Untuk menjadikan pendidikan sebagai sektor pembangunan efektif, guru merupakan faktor mutlak. Bukan saja jumlahnya yang harus mencukupi, melainkan juga mutu- nya harus baik. Makin sungguh-sungguh Pemerintah untuk melakukan pembangunan SDM, makin penting kedudukan guru. Sebagai faktor pembangunan yang sangat strategis, pembangunan pendidikan (guru di dalamnya) tidak bisa dilakukan dengan cara-cara sporadis dan terbatas. Karena dalam pembangunan pendidikan, kita akan bicara kondisi yang hari ini terjadi dan juga bicara tentang kondisi 20, 30, 40 tahun ke depan, dalam menyiapkan generasi penerus pembangunan. Sekalipun sulit memprediksi faktor yang akan terjadi ke depan, namun sebagai kelompok tenaga kerja khusus, guru dituntut untuk dapat hidup dan berpijak pada realitas hari ini, esok dan masa depan. Mereka bertanggung jawab untuk menghubungkan hari ini dan yang akan datang. Termasuk menyesuaikan diri dengan apa yang menjadi pandangan dan harapan masyarakat yang berkembang seiring perkembangan zaman. Hanya guru yang kompeten yang dapat menempatkan dirinya dalam tugas yang berat itu.
Pemenuhan Kebutuhan Guru
Undang-Undang Sistem Pendidikan Nasional metingkat pendidikan dasar dan menengah merupakan aset nasional. UU juga menyatakan bahwa Pemerintah Pusat dan Pemerintah Daerah wajib memfasilitasi satuan pendidikan dengan tenaga kependidikan yang diperlukan untuk menjamin terselenggaranya pendidikan yang bermutu. Fasilitas yang diberikan pemerintah itu melalui pengangkatan, penempatan dan penyebaran tenaga pendidik yang didasarkan pada kebutuhan dan permintaan satuan pendidikan. Dengan mekanisme permintaan berasal dari bawah maka penempatan guru diharapkan dapat benar-benar berdasarkan kebutuhan sekolah.

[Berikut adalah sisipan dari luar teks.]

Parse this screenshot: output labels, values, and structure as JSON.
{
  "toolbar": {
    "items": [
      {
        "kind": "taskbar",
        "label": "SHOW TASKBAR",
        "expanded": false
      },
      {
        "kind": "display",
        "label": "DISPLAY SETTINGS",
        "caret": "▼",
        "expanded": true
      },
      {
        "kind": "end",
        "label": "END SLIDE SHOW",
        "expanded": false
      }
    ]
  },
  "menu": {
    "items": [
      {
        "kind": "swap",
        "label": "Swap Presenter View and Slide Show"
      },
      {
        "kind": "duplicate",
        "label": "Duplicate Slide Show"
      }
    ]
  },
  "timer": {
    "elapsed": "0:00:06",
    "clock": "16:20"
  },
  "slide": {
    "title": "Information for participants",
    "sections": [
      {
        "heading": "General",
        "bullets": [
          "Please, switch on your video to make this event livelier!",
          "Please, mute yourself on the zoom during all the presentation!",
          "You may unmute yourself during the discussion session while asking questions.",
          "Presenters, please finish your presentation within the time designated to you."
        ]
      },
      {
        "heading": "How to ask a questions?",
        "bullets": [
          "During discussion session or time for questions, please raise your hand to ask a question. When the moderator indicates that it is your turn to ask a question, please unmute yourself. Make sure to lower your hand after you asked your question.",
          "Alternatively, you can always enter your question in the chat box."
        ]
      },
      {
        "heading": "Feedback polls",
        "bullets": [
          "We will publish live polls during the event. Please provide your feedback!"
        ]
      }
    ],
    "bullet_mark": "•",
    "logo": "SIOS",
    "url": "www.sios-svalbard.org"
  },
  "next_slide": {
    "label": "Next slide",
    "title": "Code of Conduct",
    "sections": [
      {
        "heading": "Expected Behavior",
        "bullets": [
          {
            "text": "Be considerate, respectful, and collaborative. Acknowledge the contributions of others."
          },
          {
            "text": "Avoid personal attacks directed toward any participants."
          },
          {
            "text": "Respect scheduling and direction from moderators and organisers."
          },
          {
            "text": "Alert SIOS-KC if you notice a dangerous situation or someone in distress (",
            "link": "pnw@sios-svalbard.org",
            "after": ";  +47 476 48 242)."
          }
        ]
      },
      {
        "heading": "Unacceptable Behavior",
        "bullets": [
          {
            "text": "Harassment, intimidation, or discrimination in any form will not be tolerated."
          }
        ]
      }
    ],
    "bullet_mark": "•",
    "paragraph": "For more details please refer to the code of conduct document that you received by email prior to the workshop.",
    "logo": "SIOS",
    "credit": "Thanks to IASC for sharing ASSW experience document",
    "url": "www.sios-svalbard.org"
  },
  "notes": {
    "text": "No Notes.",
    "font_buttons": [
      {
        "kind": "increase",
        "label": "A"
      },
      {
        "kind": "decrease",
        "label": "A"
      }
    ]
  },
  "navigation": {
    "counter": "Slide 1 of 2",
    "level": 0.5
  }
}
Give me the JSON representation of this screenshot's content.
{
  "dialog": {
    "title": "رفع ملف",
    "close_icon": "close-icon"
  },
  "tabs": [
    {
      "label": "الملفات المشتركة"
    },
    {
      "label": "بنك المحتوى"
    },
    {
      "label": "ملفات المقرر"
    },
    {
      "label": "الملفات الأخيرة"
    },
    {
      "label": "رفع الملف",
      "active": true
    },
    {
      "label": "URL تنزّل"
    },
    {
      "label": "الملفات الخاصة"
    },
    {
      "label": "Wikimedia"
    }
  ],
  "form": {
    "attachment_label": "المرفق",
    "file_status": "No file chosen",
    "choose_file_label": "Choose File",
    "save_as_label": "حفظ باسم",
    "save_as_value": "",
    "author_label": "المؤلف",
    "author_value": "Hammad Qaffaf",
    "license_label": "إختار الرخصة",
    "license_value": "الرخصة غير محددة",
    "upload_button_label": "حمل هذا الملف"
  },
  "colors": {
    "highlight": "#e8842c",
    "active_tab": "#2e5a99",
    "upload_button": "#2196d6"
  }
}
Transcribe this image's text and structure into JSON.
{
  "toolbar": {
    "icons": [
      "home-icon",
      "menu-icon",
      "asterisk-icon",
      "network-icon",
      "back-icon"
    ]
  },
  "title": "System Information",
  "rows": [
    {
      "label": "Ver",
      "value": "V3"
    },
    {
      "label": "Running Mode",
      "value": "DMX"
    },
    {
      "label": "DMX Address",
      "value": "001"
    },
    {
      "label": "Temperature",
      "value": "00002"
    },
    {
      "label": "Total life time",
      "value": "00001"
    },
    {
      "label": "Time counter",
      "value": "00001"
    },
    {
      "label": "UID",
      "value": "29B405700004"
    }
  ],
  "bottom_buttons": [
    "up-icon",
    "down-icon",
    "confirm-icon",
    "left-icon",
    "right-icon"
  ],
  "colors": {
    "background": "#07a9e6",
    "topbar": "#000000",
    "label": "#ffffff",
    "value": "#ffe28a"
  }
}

Masalahnya, dapatkah pemerintah memenuhi kewajibannya terhadap permintaan sekolah selama ini? Isu-isu strategis soal distribusi dan pendayagunaan guru terjadi karena sistem pendataan yang tidak baik dan telah membuat kondisi pendidikan kita muram. Masalah lain adalah masih rendahnya profesionalisme guru, dilihat dari kualifikasi pendidikan, kompetensi dan pengalamannya. Ditambah lagi soal rendahnya efektifitas supervisi sekolah dan rendahnya akuntabilitas lembaga penyelenggaraan pendidikan dan pelatihan dalam pengembangan profesi dan karir.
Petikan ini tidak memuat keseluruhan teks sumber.